Problem

A robot is located at the top-left corner of a m x n grid (marked 'Start' in the diagram below).

The robot can only move either down or right at any point in time. The robot is trying to reach the bottom-right corner of the grid (marked 'Finish' in the diagram below).

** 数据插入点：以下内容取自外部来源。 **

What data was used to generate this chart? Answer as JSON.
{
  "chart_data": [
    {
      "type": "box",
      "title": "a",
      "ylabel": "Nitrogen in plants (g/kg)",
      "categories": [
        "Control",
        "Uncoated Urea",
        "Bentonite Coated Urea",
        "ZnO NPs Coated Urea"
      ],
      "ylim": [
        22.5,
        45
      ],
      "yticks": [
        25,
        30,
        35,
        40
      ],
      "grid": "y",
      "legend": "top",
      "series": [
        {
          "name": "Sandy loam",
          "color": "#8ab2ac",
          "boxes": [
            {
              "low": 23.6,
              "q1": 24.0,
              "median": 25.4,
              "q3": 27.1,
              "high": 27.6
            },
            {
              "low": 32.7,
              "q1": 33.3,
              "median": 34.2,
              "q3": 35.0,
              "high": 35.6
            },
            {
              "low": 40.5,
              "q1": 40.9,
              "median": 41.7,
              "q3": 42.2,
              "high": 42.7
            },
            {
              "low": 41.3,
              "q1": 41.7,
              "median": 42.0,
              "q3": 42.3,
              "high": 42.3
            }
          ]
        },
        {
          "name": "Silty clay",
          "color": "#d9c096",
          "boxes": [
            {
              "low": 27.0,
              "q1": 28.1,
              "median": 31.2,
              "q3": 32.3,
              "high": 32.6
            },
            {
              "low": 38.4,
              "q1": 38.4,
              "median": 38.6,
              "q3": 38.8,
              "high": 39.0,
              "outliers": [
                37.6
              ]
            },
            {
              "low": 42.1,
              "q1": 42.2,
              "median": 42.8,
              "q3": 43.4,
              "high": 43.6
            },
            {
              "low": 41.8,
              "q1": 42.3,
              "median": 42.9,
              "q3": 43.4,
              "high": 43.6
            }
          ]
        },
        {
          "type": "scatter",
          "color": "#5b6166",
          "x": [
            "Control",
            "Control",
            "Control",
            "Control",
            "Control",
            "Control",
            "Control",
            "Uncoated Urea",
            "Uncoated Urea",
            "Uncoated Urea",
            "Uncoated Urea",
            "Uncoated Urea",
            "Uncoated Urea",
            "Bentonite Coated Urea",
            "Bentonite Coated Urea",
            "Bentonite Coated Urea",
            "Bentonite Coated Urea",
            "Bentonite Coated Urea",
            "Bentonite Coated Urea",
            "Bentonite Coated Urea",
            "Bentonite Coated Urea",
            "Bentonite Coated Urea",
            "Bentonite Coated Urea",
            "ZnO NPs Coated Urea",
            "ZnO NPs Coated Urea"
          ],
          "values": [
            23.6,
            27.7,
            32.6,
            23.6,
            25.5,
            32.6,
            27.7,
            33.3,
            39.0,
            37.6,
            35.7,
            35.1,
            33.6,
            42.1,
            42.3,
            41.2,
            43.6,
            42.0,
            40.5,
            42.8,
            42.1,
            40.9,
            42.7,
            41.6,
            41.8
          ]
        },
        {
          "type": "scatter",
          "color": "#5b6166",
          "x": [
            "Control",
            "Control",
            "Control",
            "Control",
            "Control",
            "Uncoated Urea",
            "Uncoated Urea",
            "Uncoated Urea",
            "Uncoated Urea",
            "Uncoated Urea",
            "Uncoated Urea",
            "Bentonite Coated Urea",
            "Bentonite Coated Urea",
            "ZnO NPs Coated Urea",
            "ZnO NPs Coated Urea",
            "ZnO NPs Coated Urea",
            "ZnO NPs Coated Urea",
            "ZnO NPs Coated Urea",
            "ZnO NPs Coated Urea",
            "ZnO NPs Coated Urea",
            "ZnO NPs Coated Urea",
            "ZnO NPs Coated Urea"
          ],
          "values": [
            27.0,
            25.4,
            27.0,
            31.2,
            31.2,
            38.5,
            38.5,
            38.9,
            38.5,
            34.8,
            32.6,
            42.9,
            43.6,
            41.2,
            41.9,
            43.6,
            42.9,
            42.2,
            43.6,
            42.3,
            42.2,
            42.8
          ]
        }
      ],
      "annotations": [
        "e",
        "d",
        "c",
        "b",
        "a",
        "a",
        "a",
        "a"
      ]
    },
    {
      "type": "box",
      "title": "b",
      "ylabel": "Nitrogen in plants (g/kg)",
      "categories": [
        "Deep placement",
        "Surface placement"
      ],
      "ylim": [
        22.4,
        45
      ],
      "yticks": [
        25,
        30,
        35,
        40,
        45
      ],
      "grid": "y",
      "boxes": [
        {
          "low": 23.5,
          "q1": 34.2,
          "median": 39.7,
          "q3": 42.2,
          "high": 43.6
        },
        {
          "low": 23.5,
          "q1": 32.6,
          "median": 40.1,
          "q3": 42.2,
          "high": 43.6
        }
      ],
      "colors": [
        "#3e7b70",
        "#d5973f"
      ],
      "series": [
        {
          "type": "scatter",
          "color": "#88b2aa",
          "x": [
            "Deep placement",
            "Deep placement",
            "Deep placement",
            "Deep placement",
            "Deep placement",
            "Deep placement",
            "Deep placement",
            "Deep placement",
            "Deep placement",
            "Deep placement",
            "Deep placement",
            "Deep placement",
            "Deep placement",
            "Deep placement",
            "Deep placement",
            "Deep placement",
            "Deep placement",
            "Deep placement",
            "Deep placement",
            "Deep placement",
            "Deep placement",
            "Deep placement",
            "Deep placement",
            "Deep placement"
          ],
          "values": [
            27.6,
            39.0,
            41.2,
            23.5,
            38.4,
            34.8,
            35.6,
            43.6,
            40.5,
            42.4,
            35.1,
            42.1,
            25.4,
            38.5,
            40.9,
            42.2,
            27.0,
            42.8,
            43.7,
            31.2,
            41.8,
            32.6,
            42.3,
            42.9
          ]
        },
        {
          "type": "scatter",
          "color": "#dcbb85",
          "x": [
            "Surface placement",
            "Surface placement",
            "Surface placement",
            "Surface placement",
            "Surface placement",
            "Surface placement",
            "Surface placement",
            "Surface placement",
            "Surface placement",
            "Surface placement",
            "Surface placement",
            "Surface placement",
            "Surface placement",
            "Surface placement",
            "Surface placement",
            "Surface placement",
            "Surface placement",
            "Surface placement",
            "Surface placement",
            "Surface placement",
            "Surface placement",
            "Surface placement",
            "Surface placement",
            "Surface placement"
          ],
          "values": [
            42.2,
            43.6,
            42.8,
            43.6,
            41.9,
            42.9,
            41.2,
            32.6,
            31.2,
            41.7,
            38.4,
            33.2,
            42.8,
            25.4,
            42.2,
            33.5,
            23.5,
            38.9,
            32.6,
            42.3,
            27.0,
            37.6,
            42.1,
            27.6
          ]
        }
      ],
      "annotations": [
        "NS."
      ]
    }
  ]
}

How many possible unique paths are there?

Note

简单的动规题目，建立dp数组。dp[i][j]坐标为矩阵的坐标，值为从左上角到这一格的走法总数。赋初值，最上一行和最左列的所有格子的走法都只有一种，其余格子的走法等于其左边格子走法与上方格子走法之和。最后，返回dp[m-1][n-1]即可。

Solution

二维DP

public class Solution {
    public int uniquePaths(int m, int n) {
        int[][] dp = new int[m][n];
        for (int i = 0; i < m; i++) {
            for (int j = 0; j < n; j++) {
                if (i == 0 || j == 0) dp[i][j] = 1;
                else dp[i][j] = dp[i-1][j] + dp[i][j-1];
            }
        }
        return dp[m-1][n-1];
    }
}

一维DP

public class Solution {
    public int uniquePaths(int m, int n) {
        int[] dp = new int[n];
        Arrays.fill(dp, 1);
        for (int i = 1; i < m; i++) {
            for (int j = 1; j < n; j++) {
                dp[j] += dp[j-1];
            }
        }
        return dp[n-1];
    }
}